An English JACK-TAR giving MONSIEUR a Drubbing
Publish'd May 1st 1779
A sailor clasps a Frenchman by the collar and beats him with his walking stick as a grinning ship's boy stands by and points to the battle. The Frenchman has raised his hands, almost as if in prayer, to ward off another blow. His hat has already been knocked off and lies near a broken sword on the cobblestones near his feet. He cries out in distress, his wig dishevelled. In the right foreground, a small English terrier bites at the belly of an upturned poodle. The fight takes place in front of a Portsmouth pub whose facade takes up the left half of the background. The right looks back to the docks where the HMS Victory is moored. From its quarterdeck, two officers watch, their arms crossed. Out the pub window a barmaid hoists a tankard to toast the victor. A fashionably dressed couple stands in the pub door to the far right; he points a finger directing her attention toward the ship. The pub sign reads "Admiral Keppel," with the brews listed over the door:"Keppel's Cordial. Harland's Intire."

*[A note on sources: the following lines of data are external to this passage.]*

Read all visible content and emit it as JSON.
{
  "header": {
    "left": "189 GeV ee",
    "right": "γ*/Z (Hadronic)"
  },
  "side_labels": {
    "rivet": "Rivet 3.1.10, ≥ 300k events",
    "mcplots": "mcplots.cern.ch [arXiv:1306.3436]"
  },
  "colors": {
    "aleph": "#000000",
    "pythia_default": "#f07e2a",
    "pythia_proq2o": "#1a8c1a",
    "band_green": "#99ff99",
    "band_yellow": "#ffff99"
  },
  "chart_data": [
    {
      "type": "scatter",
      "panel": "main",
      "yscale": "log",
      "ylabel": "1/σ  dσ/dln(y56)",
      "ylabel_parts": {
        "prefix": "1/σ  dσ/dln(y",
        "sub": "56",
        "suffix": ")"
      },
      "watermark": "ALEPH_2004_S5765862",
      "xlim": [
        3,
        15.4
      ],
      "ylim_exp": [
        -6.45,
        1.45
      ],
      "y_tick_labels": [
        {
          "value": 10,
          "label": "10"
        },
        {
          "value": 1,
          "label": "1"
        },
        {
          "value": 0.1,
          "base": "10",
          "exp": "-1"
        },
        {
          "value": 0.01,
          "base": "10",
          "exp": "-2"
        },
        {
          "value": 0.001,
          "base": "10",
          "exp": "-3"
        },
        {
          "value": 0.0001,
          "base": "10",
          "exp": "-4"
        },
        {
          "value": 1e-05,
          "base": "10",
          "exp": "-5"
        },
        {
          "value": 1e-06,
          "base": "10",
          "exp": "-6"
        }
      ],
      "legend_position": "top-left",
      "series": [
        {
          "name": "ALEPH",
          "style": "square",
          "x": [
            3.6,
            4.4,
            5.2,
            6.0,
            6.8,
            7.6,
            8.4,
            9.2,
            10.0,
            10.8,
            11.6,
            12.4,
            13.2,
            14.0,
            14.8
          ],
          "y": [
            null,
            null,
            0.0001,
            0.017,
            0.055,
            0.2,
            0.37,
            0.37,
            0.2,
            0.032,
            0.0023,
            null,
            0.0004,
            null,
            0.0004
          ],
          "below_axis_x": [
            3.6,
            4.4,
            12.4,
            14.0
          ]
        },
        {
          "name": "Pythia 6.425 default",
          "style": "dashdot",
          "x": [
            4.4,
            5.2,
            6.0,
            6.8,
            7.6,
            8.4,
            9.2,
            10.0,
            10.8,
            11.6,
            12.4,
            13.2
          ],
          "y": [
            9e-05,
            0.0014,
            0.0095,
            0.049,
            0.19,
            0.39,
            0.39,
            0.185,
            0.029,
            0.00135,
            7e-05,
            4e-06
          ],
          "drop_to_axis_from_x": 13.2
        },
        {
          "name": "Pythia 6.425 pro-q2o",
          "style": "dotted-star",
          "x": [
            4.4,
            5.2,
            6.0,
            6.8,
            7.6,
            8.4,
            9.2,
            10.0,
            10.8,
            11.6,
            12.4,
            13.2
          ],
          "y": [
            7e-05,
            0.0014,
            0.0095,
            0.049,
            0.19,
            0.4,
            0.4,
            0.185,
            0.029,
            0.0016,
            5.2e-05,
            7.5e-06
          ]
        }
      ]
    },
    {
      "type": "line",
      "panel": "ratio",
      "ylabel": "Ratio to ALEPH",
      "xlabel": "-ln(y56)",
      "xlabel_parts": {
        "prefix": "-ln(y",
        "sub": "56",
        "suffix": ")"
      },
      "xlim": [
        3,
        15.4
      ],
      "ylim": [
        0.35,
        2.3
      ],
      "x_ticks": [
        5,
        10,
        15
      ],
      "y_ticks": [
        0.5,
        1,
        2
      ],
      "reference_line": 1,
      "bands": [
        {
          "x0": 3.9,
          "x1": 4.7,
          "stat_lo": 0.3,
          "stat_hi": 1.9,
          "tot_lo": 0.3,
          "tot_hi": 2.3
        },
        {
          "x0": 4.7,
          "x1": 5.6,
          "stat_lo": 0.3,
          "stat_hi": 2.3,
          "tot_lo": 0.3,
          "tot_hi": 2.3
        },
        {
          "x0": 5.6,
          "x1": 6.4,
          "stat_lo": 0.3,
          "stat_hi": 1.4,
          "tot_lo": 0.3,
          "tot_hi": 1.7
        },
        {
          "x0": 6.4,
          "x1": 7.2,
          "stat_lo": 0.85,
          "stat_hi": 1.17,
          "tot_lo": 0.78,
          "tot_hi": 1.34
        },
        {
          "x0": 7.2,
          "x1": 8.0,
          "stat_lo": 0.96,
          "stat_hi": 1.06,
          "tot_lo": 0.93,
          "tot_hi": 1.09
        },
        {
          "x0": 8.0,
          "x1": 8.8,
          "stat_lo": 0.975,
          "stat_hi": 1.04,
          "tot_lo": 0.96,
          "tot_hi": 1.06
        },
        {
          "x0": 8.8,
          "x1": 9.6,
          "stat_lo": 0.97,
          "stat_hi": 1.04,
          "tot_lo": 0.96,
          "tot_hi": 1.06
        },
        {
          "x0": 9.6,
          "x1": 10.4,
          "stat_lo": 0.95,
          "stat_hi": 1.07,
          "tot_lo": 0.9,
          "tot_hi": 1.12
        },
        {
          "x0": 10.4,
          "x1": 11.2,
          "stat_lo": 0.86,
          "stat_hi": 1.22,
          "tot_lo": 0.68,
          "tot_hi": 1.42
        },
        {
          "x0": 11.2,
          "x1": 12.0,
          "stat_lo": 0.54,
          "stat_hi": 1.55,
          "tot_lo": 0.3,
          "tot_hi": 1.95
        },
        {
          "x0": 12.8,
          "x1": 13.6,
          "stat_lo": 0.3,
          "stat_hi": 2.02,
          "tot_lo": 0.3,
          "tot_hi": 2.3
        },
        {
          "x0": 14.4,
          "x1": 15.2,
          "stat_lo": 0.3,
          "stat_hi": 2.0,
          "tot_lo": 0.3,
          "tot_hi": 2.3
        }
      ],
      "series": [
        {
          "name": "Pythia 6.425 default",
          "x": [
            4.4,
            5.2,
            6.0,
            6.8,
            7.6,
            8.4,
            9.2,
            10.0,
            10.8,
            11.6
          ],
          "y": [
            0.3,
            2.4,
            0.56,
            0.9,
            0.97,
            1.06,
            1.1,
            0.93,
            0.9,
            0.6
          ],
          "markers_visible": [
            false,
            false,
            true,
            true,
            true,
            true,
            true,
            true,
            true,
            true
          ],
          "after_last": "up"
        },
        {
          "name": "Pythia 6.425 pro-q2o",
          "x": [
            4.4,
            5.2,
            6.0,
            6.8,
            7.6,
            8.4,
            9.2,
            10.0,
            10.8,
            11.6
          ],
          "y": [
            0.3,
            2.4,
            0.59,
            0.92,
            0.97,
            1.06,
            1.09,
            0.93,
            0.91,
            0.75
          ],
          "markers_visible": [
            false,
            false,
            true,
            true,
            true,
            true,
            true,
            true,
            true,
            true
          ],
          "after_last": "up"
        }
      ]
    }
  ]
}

The print appeared anonymously with only its publication date, an unusual practice likely accounted for by the subject's political sensitivity. The print sides with Keppel in his contest with Admiral Sir Hugh Palliser following the inconclusive battle off Ushant in August 1778. Palliser, a government supporter, had charged Keppel, an opposition leader in Parliament, with having failed to pursue the French aggressively, prompting a court martial from which Keppel was acquitted with commendation. Keppel had in turn charged Palliser with failure to obey his order, transmitted by signal flags, to lend support. Palliser was also acquitted, but in his case without comment. Though the son of a peer, Keppel had been championed by ordinary seaman and commoners who viewed his acquittal as a victory.
Some nine years later, Robert Sayer reissued the image, now inscribed "Published Novr 11th 1788, by Robt Sayer in Fleet Street, London." The sign over the door, commemorating Keppel and his second-in-command, Harland, was revised to read "Rodney's Cordial. Hood's Intire." in honor of the British victory at Saintes in 1782.